As a complex way of restricting the child benefit to those with income up to £50,000 per year, from 7 January 2013 the benefit will be taxed. And we thought the idea was to simplify the workings of the benefits and tax systems!
There are marginal tax rate traps galore for this one, as if your income is between £50,000 – £60,000 (when the benefit is clawed back completely through the tax system) the marginal tax rate can be up to a staggering 71%! That would be the case if you have 4 children, but there are plenty of other odd and unacceptable situations when the marginal rate bites hard if your income is between those magic figures when your top tax rate should really be 40%.
Please contact us to discuss the opportunities to avoid this trap by reference to your own circumstances.
Plenty of changes announced here, most of which will not come in for a few years as a company car is not something which can be changed overnight.
The time scale means that careful planning can reduce the impact of the changes and we are ready to advise you of your options.
The changes include the following examples:
- 100% tax write-off for the company on a car purchase currently applies if CO2 emissions do not exceed 110 g/km.

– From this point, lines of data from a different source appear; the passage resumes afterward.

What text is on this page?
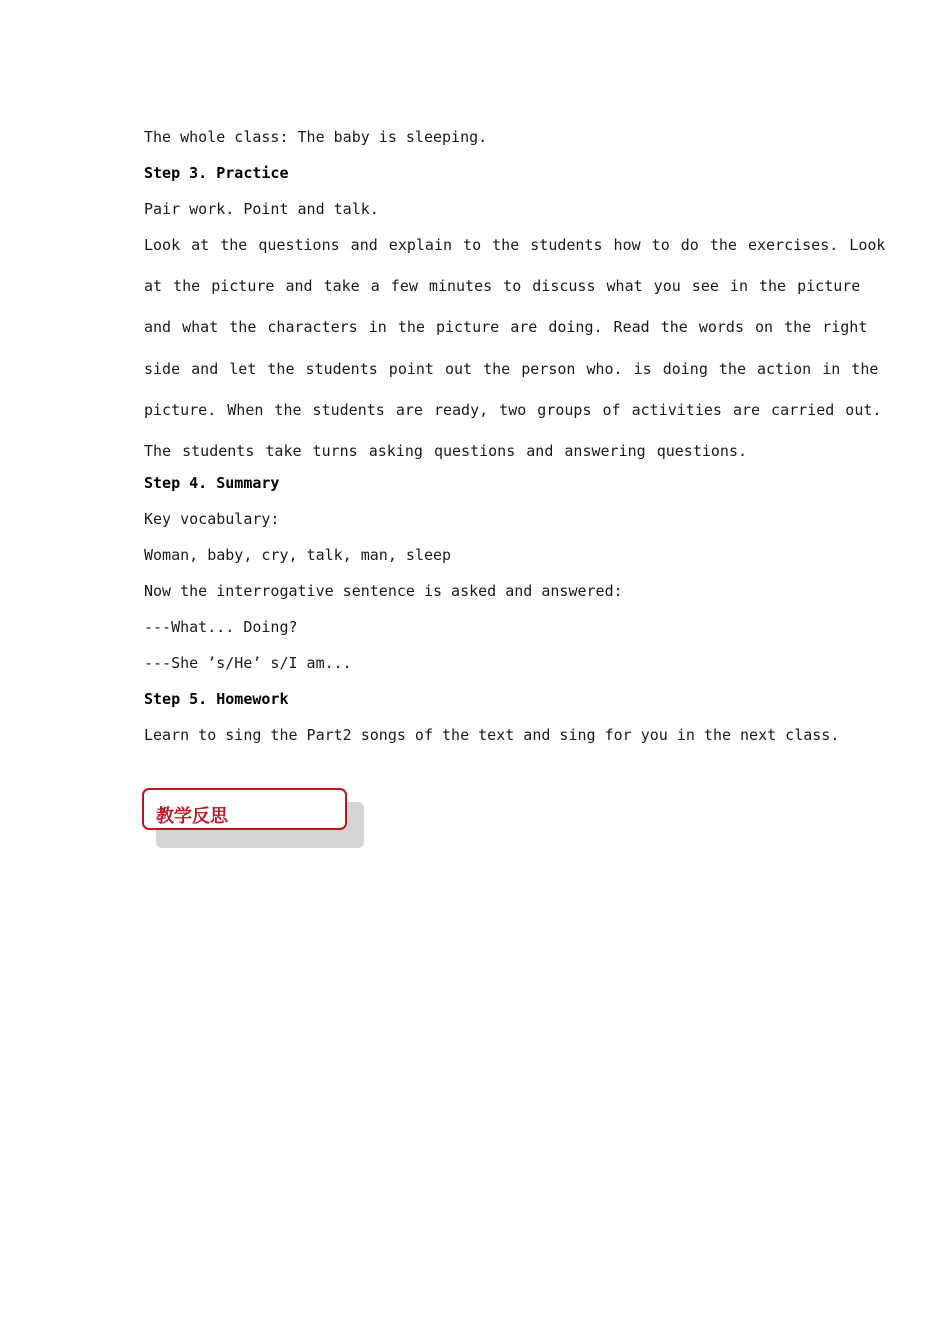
The whole class: The baby is sleeping.
Step 3. Practice
Pair work. Point and talk.
Look at the questions and explain to the students how to do the exercises. Look
at the picture and take a few minutes to discuss what you see in the picture
and what the characters in the picture are doing. Read the words on the right
side and let the students point out the person who. is doing the action in the
picture. When the students are ready, two groups of activities are carried out.
The students take turns asking questions and answering questions.
Step 4. Summary
Key vocabulary:
Woman, baby, cry, talk, man, sleep
Now the interrogative sentence is asked and answered:
---What... Doing?
---She ’s/He’ s/I am...
Step 5. Homework
Learn to sing the Part2 songs of the text and sing for you in the next class.
教学反思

That is reducing to 95 g/km from April 2013.
- For other cars the annual tax write-off is basically either at 18% or 8%, depending on CO2 emissions. Currently the cut-off point is CO2 emissions of 160 g/km but again from April 2013 that is reducing to 130 g/km.
- The income tax charge on the user of a company car will be facing increases, some of which are quite nasty. About the only good news is that a diesel company car will no longer have a 3% supplement to the normal tax charge – but you will have to wait until April 2016 for that.
A full review is needed of the company car policy for businesses and drivers, so do contact us to explain the options.
REAL TIME INFORMATION (RTI)
Employers will electronically provide monthly information to HMRC in respect of wages and salaries paid to employees, and in due course will not have to file year end returns such as form P35 and P14.
Volunteers will pilot this scheme from 6 April 2012 and the plan is that all employers will use RTI by October 2013, phasing it in from 6 April 2013. We will keep you up-to-date with developments on this important topic.
There are traps galore here, too, as the planned increase in the personal allowance to £10,000 in the lifetime of this Parliament is linked to a determination that 40% taxpayers will not gain much of an advantage overall. This is achieved by reducing the income level at which the 40% tax rate starts to bite. For 2012/13 it will be gross income of £42,475 and for 2013/14 the figure is £41,450. The result is that 300,000 taxpayers will become 40% taxpayers without enjoying an increase in their income!
Again, if this sounds like you we can discuss possible ways round this trap in your particular circumstances.
PERSONAL ALLOWANCE TRAP
We mentioned this last month but even more people stand to suffer a marginal tax rate of 60% in 2013/14 than ever before. This is because the trap will apply to those with taxable income between £100,000 and an increased amount of £118,410. This is one tax trap it pays to avoid, as at that level of income you should be paying tax at 40% rather than 60%.
There are several techniques to avoid all this – please contact us for help so you plan ahead in plenty of time.
TAX RELIEFS TO BE CAPPED
If you tend to claim tax reliefs which do not have any specific monetary limit, this is all going to change from 6 April 2013. Specifically there will be a maximum amount on which you can claim tax relief,
which will be the greater of 25% of your income or £50,000.
Careful planning will therefore be required, with the restriction likely to apply to tax reliefs such as loan interest and charitable donations.
PAYMENTS BY EMPLOYERS TOWARDS THE INCIDENTAL COSTS OF HOME-WORKING
Whether or not an employee is able to substantiate a claim for working from home, the employer can make a tax-free payment to cover reasonable additional household expenses incurred in carrying out duties of the employment under home-working arrangements.
There is a modest, but useful, increase in the tax-free payment from 2012/13 to £4 per week (we know, not the most impressive form of tax break around, but worth having!)
To minimise the need to keep detailed records, this tax-free payment can be paid without the employee having to provide supporting evidence of the actual costs incurred. Larger payments than £4 per week can be made tax-free if supporting evidence is provided by the employer that the payment is wholly in respect of the additional household expenses incurred by the employee in carrying out his duties at home.
Controlling directors are not specifically debarred from this modest tax exemption, and there is scope to maximise the exemption if you are a director who regularly takes work home (are there any directors who don’t do that?!)